A distinção que fazemos entre substância e atributo é, entretanto, apenas uma distinção de razão, ou seja, uma distinção por via do pensamento: distinguimos conceitualmente o pensamento e a substância, mas as substâncias não podem existir separadas de seus atributos, pois isto seria afirmar a existência de um atributo sem uma substância à qual ele é uma propriedade atribuída. Assim, embora se faça uma abstração mental, uma substância não pode ser conhecida sem seu atributo definidor. (DESCARTES, [s/d] [1647], p.50). “Somente o pensamento não pode ser separado de mim”, diz Descartes nas Meditações. A res cogitans, como afirma a doutrina cartesiana, é a coisa cuja essência consiste apenas em pensar. A alma é, portanto, a substância cujo atributo principal é o pensamento, isto é, segundo o cartesianismo, pensar é a característica definidora da mente.

Toda coisa em que reside imediatamente como em seu sujeito, ou pela qual existe algo que concebemos, isto é, qualquer propriedade, qualidade, ou atributo, de que temos em nós real idéia, chama-se substância. [...] A substância, em que reside imediatamente o pensamento, é aqui chamada espírito.
(DESCARTES, 1988d [1641], p.102).

Descartes segue em sua investigação sobre a coisa pensante, o que lhe permite fazer um inventário dos modos do pensamento. Ele se pergunta:

Mas o que sou eu, portanto? Uma coisa que pensa. Que é uma coisa que pensa? É uma coisa que duvida, que concebe, que afirma, que nega, que quer, que não quer, que imagina também e que sente.[...] Pois é por si tão evidente que sou eu quem duvida, quem entende e quem deseja que não é necessário nada acrescentar aqui para explicá-lo. E tenho também certamente o poder de imaginar; pois, ainda que possa ocorrer (como supus anteriormente) que as coisas que imagino não sejam verdadeiras, este poder de imaginar não deixa, no entanto, de existir realmente em mim e faz parte do meu pensamento. Enfim, sou o mesmo que sente, isto é, que recebe e conhece as coisas como que pelos órgãos dos sentidos, posto que, com efeito, vejo a luz, ouço o ruído, sinto o calor. Mas dir-me-ão que essas aparências são falsas e que eu durmo. Que assim seja; todavia, ao menos, é muito certo que me parece que vejo, que ouço e que me aqueço; e é propriamente aquilo que em mim se chama sentir e isto, tomado assim precisamente, nada é senão pensar
. (DESCARTES, 1988c [1641], p.27).

Duvidar, conceber, afirmar, negar, desejar, imaginar e sentir são, portanto, formas de pensar. São os vários modos em que o pensamento pode se apresentar à alma. Neste sentido, vemos que nem todas as formas de pensamento são necessariamente atividades mentais intelectivas. Por exemplo, imaginar e sentir são maneiras de pensar que têm uma relação com algo heterogêneo à mente, já que a imaginação e a sensação não produzem idéias a partir da própria alma. Mesmo assim, todas essas operações são pensamentos, na medida em que são percebidas pelo sujeito pensante. Sentir é um pensamento, pois, para Descartes, quando ouvimos um ruído, ou sentimos frio, o que temos é uma percepção do som, uma sensação de frio, e estas são experiências ou eventos que não têm existência fora da mente. Por pensamento, a doutrina cartesiana define: “Tudo o que está de tal modo em nós que somos imediatamente seus conhecedores. Assim, todas as operações da vontade, do entendimento, da imaginação e dos sentidos são pensamentos.” (DESCARTES, 1988d [1641], p.101).
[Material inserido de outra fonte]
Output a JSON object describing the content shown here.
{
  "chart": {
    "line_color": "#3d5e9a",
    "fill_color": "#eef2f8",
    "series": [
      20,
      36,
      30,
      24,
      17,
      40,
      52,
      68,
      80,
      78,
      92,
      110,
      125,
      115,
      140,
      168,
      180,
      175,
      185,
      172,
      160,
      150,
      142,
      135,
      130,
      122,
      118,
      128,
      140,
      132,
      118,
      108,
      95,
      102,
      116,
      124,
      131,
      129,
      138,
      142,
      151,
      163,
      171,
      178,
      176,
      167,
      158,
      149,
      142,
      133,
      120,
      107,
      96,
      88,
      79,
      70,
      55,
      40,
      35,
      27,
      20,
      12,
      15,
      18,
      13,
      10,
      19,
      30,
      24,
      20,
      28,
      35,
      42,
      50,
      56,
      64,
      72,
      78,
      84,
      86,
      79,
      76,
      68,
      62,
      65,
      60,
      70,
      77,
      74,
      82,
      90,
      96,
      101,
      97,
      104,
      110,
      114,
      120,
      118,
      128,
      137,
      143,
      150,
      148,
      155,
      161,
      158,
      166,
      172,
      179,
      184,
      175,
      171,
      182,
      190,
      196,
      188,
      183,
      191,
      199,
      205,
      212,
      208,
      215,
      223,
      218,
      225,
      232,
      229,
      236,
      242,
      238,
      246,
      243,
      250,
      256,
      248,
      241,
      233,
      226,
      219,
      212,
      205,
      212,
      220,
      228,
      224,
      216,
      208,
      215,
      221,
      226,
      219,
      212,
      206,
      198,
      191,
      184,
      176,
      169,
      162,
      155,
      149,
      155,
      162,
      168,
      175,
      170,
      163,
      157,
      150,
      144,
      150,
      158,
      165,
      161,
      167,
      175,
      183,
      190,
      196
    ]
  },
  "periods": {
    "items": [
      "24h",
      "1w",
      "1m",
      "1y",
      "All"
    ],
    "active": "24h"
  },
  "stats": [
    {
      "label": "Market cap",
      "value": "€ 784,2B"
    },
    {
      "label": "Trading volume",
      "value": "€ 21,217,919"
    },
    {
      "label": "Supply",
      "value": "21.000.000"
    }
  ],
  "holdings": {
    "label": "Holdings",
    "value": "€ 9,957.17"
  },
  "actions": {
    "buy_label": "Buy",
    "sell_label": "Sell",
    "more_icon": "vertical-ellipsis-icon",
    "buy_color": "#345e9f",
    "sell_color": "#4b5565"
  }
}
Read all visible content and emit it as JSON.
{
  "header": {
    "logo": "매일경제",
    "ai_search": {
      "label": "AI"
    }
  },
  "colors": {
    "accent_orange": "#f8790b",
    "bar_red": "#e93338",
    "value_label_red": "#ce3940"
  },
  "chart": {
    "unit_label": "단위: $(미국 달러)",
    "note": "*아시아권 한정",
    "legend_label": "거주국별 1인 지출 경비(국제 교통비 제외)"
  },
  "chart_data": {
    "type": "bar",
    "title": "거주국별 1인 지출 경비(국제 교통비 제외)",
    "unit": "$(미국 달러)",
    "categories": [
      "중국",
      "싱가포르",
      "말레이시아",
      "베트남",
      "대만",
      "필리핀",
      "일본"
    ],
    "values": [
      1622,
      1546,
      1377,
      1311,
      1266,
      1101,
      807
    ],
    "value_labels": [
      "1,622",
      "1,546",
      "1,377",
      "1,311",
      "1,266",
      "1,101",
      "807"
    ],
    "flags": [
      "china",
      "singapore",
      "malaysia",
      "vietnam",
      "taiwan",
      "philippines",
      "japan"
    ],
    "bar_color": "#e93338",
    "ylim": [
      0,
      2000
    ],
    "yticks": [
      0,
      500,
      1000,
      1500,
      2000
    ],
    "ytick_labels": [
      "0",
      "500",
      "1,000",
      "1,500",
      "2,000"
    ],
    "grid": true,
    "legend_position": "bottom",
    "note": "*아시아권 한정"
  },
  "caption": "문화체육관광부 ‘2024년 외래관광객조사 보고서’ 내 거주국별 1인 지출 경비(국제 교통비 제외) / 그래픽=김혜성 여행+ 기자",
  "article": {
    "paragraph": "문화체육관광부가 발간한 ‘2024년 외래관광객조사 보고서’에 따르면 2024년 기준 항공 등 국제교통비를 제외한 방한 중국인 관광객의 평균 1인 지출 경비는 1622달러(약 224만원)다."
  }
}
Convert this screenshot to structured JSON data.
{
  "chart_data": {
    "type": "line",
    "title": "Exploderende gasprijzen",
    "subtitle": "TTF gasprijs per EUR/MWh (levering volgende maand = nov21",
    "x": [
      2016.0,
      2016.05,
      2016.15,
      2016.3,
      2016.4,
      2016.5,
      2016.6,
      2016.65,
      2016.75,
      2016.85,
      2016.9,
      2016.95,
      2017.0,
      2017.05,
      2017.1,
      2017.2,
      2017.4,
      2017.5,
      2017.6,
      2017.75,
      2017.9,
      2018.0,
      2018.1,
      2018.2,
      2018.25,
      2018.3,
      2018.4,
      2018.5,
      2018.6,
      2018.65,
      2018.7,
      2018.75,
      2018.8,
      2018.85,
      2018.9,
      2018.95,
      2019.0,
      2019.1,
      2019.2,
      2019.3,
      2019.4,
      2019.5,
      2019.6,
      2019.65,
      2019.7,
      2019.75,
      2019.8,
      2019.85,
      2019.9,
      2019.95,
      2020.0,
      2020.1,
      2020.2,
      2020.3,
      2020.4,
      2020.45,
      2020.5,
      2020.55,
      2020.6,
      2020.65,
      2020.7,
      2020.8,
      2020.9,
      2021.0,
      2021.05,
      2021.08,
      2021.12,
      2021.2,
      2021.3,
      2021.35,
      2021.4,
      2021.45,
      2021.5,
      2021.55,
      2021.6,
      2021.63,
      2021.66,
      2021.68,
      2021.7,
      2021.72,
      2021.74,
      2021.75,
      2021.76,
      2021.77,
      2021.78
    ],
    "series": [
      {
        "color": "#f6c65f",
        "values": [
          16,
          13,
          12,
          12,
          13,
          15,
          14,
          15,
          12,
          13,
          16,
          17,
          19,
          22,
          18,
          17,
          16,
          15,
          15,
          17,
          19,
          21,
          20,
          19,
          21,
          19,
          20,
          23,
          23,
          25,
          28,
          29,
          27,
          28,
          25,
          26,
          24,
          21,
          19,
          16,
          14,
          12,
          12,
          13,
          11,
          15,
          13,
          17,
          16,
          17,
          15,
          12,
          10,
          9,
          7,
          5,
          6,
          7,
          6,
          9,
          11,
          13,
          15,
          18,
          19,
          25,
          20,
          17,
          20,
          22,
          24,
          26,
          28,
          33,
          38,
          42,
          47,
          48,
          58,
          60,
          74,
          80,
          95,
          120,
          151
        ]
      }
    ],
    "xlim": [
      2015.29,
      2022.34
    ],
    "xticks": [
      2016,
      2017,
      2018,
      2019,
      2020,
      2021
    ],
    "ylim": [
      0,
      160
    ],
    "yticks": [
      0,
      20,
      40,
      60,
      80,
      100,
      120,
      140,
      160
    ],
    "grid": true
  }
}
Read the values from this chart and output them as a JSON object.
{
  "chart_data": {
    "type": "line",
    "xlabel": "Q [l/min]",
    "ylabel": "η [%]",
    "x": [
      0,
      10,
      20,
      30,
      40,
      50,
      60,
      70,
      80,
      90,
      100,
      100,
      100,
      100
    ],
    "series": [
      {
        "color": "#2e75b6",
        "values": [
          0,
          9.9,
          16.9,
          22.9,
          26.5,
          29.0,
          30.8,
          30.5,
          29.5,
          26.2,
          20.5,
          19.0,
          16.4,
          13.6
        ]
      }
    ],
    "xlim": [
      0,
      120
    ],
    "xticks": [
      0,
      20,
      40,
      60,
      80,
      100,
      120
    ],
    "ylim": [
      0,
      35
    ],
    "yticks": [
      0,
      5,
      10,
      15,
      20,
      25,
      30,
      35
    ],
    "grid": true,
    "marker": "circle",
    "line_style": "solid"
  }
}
Desta forma, no sistema cartesiano, “pensamento” pode ser compreendido basicamente em dois sentidos: como atributo definidor da res cogitans e como ato de consciência. No sentido de atributo principal, pensamento significa a característica sem a qual a substância pensante não pode ser concebida. Como vimos, o pensamento é o atributo definidor da coisa pensante, confundindo-se com a natureza da própria coisa que pensa, pois pensar constitui a natureza do sujeito pensante. Podemos dizer que, como atributo principal, o pensamento é a qualidade necessária à substância chamada mente (lat. mens). Nesta perspectiva, “pensamento” é a noção comum que abarca todos os atos mentais, pois unifica a diversidade dos modos da mente como modos de pensar.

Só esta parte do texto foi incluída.